La carrera hacia los Óscar está más abierta que nunca después de la insólita 65 edición de los Globos de Oro que, además de austera y carente de estrellas, no dejó un claro vencedor entre los principales nominados.

Hollywood ya tiene la vista puesta en los ansiados Óscar aunque, en esta ocasión, la peculiar 65 edición de los Globos de Oro no haya dejado muy claro cuáles son las películas que dominarán la lista de nominaciones que la Academia de las Artes y las Ciencias Cinematográficas de EE.UU. dará a conocer el próximo 22 de enero.

Hasta entonces, todo son elucubraciones.

Especialmente porque, de los Globos de Oro de este año, víctimas de la huelga de los guionistas de cine y televisión que obligó a enlatarlos en formato de rueda de prensa, podría salir el guión de una película de enredo, pero no las claves para los premios más importantes de la industria cinematográfica.

En esta edición de los Globos de Oro, en la que los encargados de abrir los sobres no fueron actores de lujo sino presentadores de programas del corazón, ningún filme se llevó a casa más de un par de estatuillas.

La cinta inglesa "Atonement", de Joe Wright, que partía como la favorita con siete nominaciones y que ya se veía dominando también la lista de candidatos a los Óscar, defraudó al quedarse tan solo con dos, aunque una fuera el galardón más preciado de los Globos de Oro, el de mejor película dramática.

Falta ver ahora si la película, que también logró el de mejor banda sonora, resucita en la carrera hacia el Óscar, aunque el hecho de perder el resto de galardones a los que optaba -todos de primera línea- no puede jugar mucho a su favor.

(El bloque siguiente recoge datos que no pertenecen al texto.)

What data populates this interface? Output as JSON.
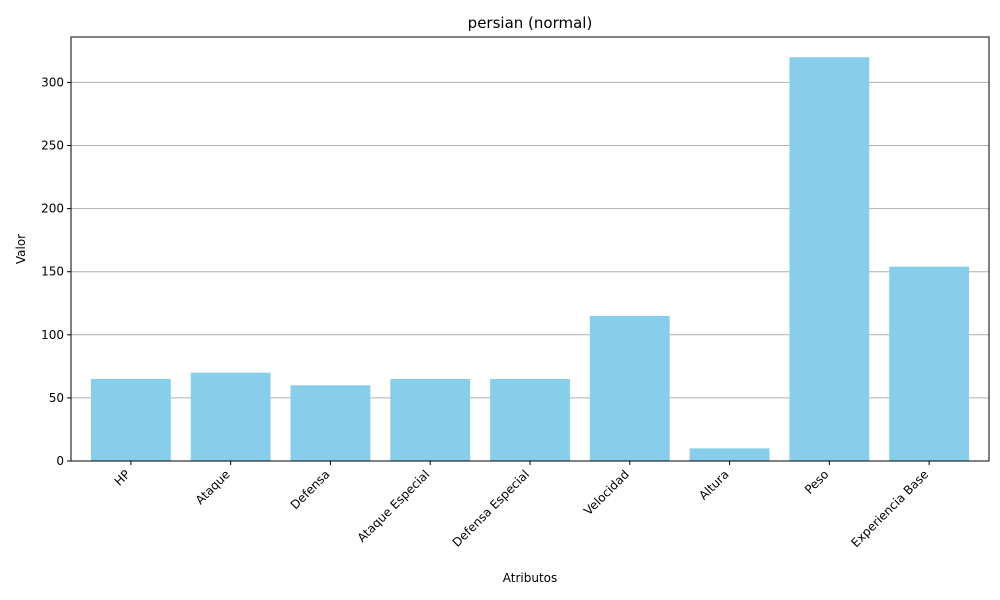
{
  "chart_data": {
    "type": "bar",
    "title": "persian (normal)",
    "xlabel": "Atributos",
    "ylabel": "Valor",
    "categories": [
      "HP",
      "Ataque",
      "Defensa",
      "Ataque Especial",
      "Defensa Especial",
      "Velocidad",
      "Altura",
      "Peso",
      "Experiencia Base"
    ],
    "values": [
      65,
      70,
      60,
      65,
      65,
      115,
      10,
      320,
      154
    ],
    "ylim": [
      0,
      336
    ],
    "yticks": [
      0,
      50,
      100,
      150,
      200,
      250,
      300
    ],
    "grid": "y",
    "bar_color": "#87ceeb"
  }
}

Los filmes "No country for old men", de los hermanos Ethan y Joel Coen, y "The diving bell and the butterfly", de Julian Schnabel, recogieron algunos de esos importantes premios, como el de mejor guión original y mejor dirección, respectivamente.

La incógnita es saber si Schnabel, de quien no se había hablado en una lucha en la que parecían tener más que decir los hermanos Coen, Tim Burton, con "Sweeney Todd", o Ridley Scott con "American Gangster", es un firme candidato a estar en los Óscar, donde, como en los Globos, optaría al premio a mejor película extranjera.

La cinta de los hermanos Coen se quedó así mismo con dos estatuillas, aunque los críticos le vaticinaban una importante ventaja sobre el resto.

La sexta colaboración entre Tim Burton y Johnny Depp, "Sweeney Todd", también puede estar muy presente en los Óscar, después de conseguir el reconocimiento a mejor película musical y al mejor actor de comedia para Depp, que podría figurar entre los actores nominados en los Óscar.

En esa categoría muchos sitúan ya a Daniel Day-Lewis, que también se alzó con el premio a mejor actor dramático por su papel en "There will be blood", el esperado regreso de Paul Thomas Anderson a la gran pantalla y que, pese a haber conseguido solo un Globo podría acariciar varios Óscar.

Parece que el desenlace de los apartados de actor y actriz de reparto no sorprendió a nadie y ya se da por sentado que el español Javier Bardem, gracias a su interpretación de sangriento asesino bajo las órdenes de los Coen, figurará entre los nominados a las estatuillas más codiciadas de Hollywood.

La misma suerte parece correr la australiana Cate Blanchett por su papel de joven Bob Dylan en "I'm not there".

Julie Christie es otro de los nombres que se prevén claves en las nominaciones de los Óscar por su trabajo en la primera película dirigida por la canadiense Sarah Polley, "Away from her", con el que ganó el Globo de Oro.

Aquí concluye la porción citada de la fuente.